Luc Ferry : Je retiens de cette année une double rupture : une rupture au sein du Parti socialiste, tout d’abord. La gauche archaïque, dont les conceptions archéo-keynésiennes en économie consistent à prôner une  politique de la demande, a explosé en vol, elle n’a plus voix au chapitre. Je salue le tournant courageux et lucide de M. Valls et E. Macron vers une politique de l’offre. Ils ouvrent  des perspectives intéressantes pour le débat droite-gauche. Contrairement à ce qu’on entend partout, il ne s’agit en rien d’une reddition de la social-démocratie à la droite, mais pour la première fois dans l’histoire du PS, d’un progrès dans la lucidité, qui consiste à reconnaître qu’avant de redistribuer et de partager, il faut produire. Comme disait Aristote, pour être  généreux il vaut mieux  être riche. Le débat droite-gauche n’est pas anéanti pour autant, tout  au contraire, il est  enfin élevé au "bon niveau",  c’est à dire au niveau politique et non économique : il faut enfin admettre que les frondeurs ont  tort quand ils plaident pour une autre voie que la politique de l’offre. Mais sur la politique, sur la question de l’égalité, de l’équité et la redistribution,  la possibilité d’accéder à un vrai débat droite-gauche s’ouvre enfin. Malheureusement le retard accumulé depuis deux ans par F. Hollande est dramatique. Très tard, c’est trop tard,  et il n’y aura pas d’effets bénéfiques du changement de cap d’ici 2017. Une deuxième rupture m’enchante, tout à fait ailleurs, au sein du Vatican. Par-delà même sa profondeur, le discours du pape  est aussi audacieux que drôle. Il faut tout de même une bonne dose d’humour pour dénoncer parmi les quinze maladies qui menacent la Curie, la "pétrification mentale et spirituelle", la "schizophrénie existentielle", et plus comique encore, les "têtes d’enterrement" et les "figures lugubres" des cardinaux ! Sous la plume d’un pape, c’est tout simplement épatant ! Je ne suis pas croyant, mais je trouve que le pape François est sans nul doute  le chef d’Etat le plus remarquable  de l’année 2014.

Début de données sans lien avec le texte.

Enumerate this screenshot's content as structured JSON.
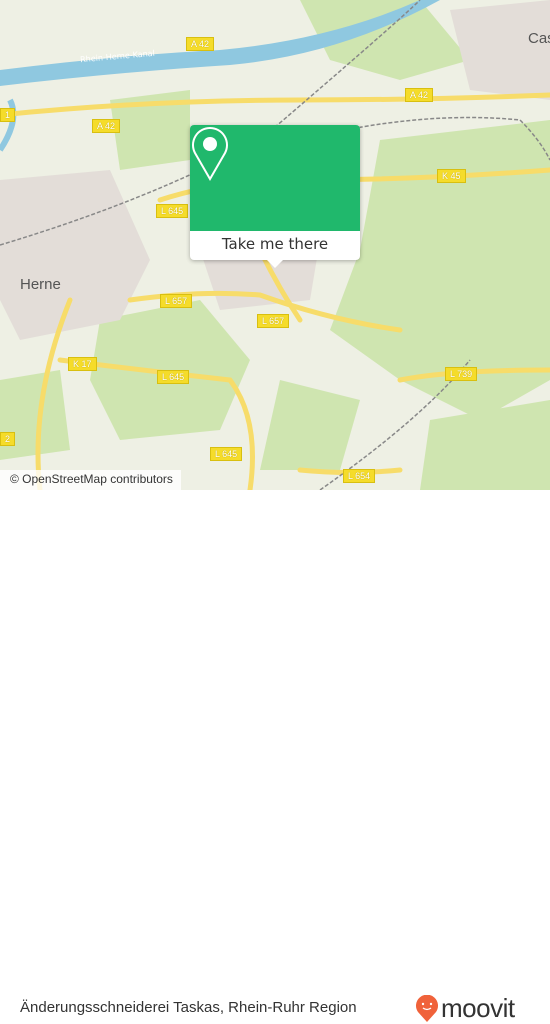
{
  "map": {
    "places": {
      "herne": "Herne",
      "castrop": "Cas"
    },
    "canal": "Rhein-Herne-Kanal",
    "road_labels": [
      "A 42",
      "A 42",
      "A 42",
      "K 45",
      "L 645",
      "L 645",
      "L 645",
      "L 657",
      "L 657",
      "K 17",
      "L 739",
      "L 654",
      "1",
      "2"
    ],
    "attribution": "© OpenStreetMap contributors",
    "colors": {
      "land": "#eef0e4",
      "forest": "#cfe5b0",
      "water": "#8fc8e0",
      "road": "#f7dc6a",
      "accent": "#20b86c"
    }
  },
  "popup": {
    "icon": "map-pin-icon",
    "button_label": "Take me there"
  },
  "footer": {
    "title": "Änderungsschneiderei Taskas, Rhein-Ruhr Region",
    "brand": "moovit",
    "brand_color": "#f0623a"
  }
}
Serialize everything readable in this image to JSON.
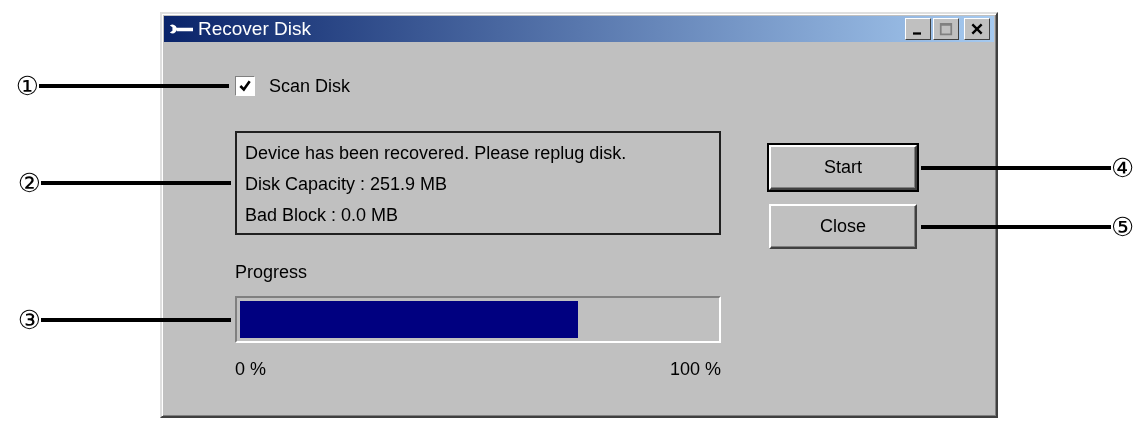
{
  "window": {
    "title": "Recover Disk"
  },
  "scan_disk": {
    "label": "Scan Disk",
    "checked": true
  },
  "status_lines": [
    "Device has been recovered. Please replug disk.",
    "Disk Capacity : 251.9 MB",
    "Bad Block : 0.0 MB"
  ],
  "progress": {
    "label": "Progress",
    "level": 0.71,
    "min_label": "0 %",
    "max_label": "100 %"
  },
  "buttons": [
    {
      "label": "Start",
      "default": true
    },
    {
      "label": "Close",
      "default": false
    }
  ],
  "callouts": [
    {
      "number": "①"
    },
    {
      "number": "②"
    },
    {
      "number": "③"
    },
    {
      "number": "④"
    },
    {
      "number": "⑤"
    }
  ]
}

L’année 2014 est donc un "bon cru" ?

Bah oui, finalement.  Mon seul  vrai regret porte sur le retard accumulé par Hollande, sur le fait que le tournant opéré n’est pas suffisant, pas assez audacieux  pour fournir des résultats. Néanmoins le changement de cap va dans le bon sens, et il va profondément modifier la nature du débat politique. Dans un autre registre, la rupture du pape François avec  Benoît XVI et Jean-Paul II, toute révérence gardée, envoie un message extrêmement intéressant au 1,2 milliard de catholiques du monde, comme aux non croyants dont je fais partie. Ses propos sur les homosexuels, sur le fait qu’il n’est pas habilité à juger autrui, rompent de manière radicale avec la théologie morale de ses prédécesseurs, qui eux étaient adorés  par la frange la plus conservatrice des catholiques. Contrairement aux commentaires habituels, un peu débiles, le message du pape François n’est pas "moderniste". Il marque plutôt  un retour  au message  d’amour qui est à l’origine celui du Christ. Pour ces deux  raisons,  je suis finalement assez optimiste par rapport à la  dépression généralisée qui sévit en  France.

S’il fallait synthétiser, 2014 marquerait donc un retour à l’essence du socialisme français et de l’Eglise de Rome ?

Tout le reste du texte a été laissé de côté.